May is usually a busy month for our breeding birds and this year was no exception. On the Beach Reserve, around 1000 pairs of black-headed gull (below), 50 pairs of Mediterranean gull and 320 pairs of Sandwich tern did well for most of the month and by late May the colony was alive with chicks. However, issues with food availability and perhaps predation (particularly at Ternery Pool) saw numbers drop of considerably later in the month, with the Sandwich terns coming off particularly badly. Also on the Beach Reserve, up to seven pairs of little tern were present on Flat Beach from mid-month, though only two nests (on the Shore Ridges) were still sitting by the end of the month. Our ringed plover also seemed to be having a poor time during May, though many pairs re-laid and will hopefully have more success. This month also saw the first fledged wheatear on the Beach Reserve late in the month, and around 40 pairs of avocet (above) produced their first chicks. In addition, several sightings of garganey at Castle Water suggested they may be breeding there
this year. There were still a few migrants, particularly during the first half of May, including knot, grey plover, black-tailed and bar-tailed godwit, common sandpiper, greenshank and whimbrel. The first hobby of the year were seen at Castle Water and the Beach Reserve on the 5th, up to two little gull were present at Castle Water and on the Beach Reserve mid-month and a spoonbill was on Harbour Farm on the 9th. Raptors included regular sightings of marsh harrier and the occasional buzzard at Castle and several hobby both here and on the Beach Reserve. In addition, a short-eared owl was spotted over the Beach Reserve on the 25th. Passerines included regular cuckoo, several sightings of raven, with three over Castle Farm on the 21st (probably from the successful nesting on the Castle this year), regular wheatear on the Beach Reserve and bearded tit at Castle Water on the 5th. Also this month, singing corn bunting, yellow wagtail and 70+ linnet on Castle Farm on the 21st and a purring turtle dove on the plots of land just to the east of Castle Farm on the 22nd.
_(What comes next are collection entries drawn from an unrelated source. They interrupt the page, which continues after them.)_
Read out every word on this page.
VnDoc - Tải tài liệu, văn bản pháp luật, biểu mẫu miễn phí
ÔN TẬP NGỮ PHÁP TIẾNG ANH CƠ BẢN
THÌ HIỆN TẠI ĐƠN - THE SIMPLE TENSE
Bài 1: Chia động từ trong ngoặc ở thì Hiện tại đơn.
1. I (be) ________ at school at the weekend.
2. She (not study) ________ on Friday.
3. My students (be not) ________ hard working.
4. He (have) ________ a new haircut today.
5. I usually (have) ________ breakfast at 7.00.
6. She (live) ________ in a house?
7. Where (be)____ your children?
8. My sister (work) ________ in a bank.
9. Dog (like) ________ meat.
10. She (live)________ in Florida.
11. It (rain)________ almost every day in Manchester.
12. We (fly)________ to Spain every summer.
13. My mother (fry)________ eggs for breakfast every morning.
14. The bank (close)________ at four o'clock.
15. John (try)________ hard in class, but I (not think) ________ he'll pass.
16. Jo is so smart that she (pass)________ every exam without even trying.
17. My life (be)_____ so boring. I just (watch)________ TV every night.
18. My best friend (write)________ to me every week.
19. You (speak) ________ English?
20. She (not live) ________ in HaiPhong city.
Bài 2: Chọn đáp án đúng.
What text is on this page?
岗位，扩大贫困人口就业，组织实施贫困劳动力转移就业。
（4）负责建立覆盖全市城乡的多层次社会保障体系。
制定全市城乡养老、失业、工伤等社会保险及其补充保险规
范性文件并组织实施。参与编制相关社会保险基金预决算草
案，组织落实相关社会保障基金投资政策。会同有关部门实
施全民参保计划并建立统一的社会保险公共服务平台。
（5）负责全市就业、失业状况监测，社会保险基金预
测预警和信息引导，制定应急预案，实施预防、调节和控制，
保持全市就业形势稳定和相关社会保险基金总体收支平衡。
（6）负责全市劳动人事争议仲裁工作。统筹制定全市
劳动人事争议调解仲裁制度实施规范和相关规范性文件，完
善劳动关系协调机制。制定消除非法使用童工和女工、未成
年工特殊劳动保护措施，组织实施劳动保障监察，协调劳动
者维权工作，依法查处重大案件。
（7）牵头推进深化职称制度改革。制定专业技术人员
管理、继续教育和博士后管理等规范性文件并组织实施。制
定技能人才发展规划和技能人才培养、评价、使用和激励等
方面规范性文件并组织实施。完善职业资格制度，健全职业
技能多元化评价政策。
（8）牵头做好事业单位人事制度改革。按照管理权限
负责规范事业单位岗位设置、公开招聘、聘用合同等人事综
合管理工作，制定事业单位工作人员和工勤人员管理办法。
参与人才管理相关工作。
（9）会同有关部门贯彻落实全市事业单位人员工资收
Butterflies during May included orange-tip, brown argus, holly blue and common blue, while notable moths included bordered ermel, light feathered rustic and narrow-winged grey (and a great silver water beetle turned up on the 22nd). In addition, a search for rare spiders on the 25th found the ‘jumpers’ Pellenes tripunctatus and Phlegra fasciata (above) and the uncommon ground-spider Haplodrassus dalmatensis on the Beach Reserve. Plants in flower included viper’s bugloss, yellow horned-poppy (below), sea pea, English stonecrop and bee orchid.